Yusuf Öztürk

Personal information
- Full name: Yusuf Öztürk
- Nationality: Turkey
- Born: 1 August 1973 (age 52) İkizdere, Rize
- Height: 1.84 m (6 ft 1⁄2 in)
- Weight: 81 kg (179 lb)

Sport
- Sport: Boxing
- Weight class: Light Heavyweight

Medal record
European Amateur Championships
| Bronze medal – third place | 1996 Vejle | Light Heavyweight |

= Yusuf Öztürk (boxer) =

Turkish boxer

Yusuf Öztürk (born 1 August 1973, İkizdere, Rize Province) is a Turkish light heavyweight boxer who competed at the 1996 Summer Olympics in Atlanta.
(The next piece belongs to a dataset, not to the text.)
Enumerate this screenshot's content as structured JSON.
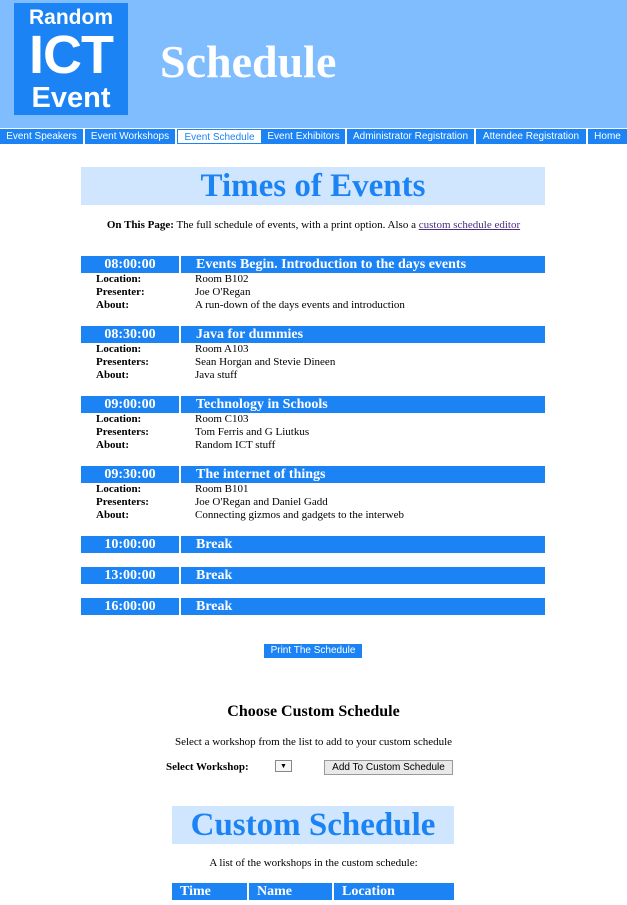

Participating in the 30 March–7 April 1996 European Amateur Boxing Championships in the Danish town of Vejle, he defeated Zoltán Béres of Hungary and Thomas Ulrich of Germany (10–15), ultimately sharing the bronze medal with Russia's Dmitry Vybornov. Three-and-a-half months later, at the Olympics, he was outpointed 7–15 in the first round of men's light-heavyweight division (- 81 kg) by the reigning European champion, Pietro Aurino of Italy and ended the Games tied for 17th place with fourteen other light heavyweights.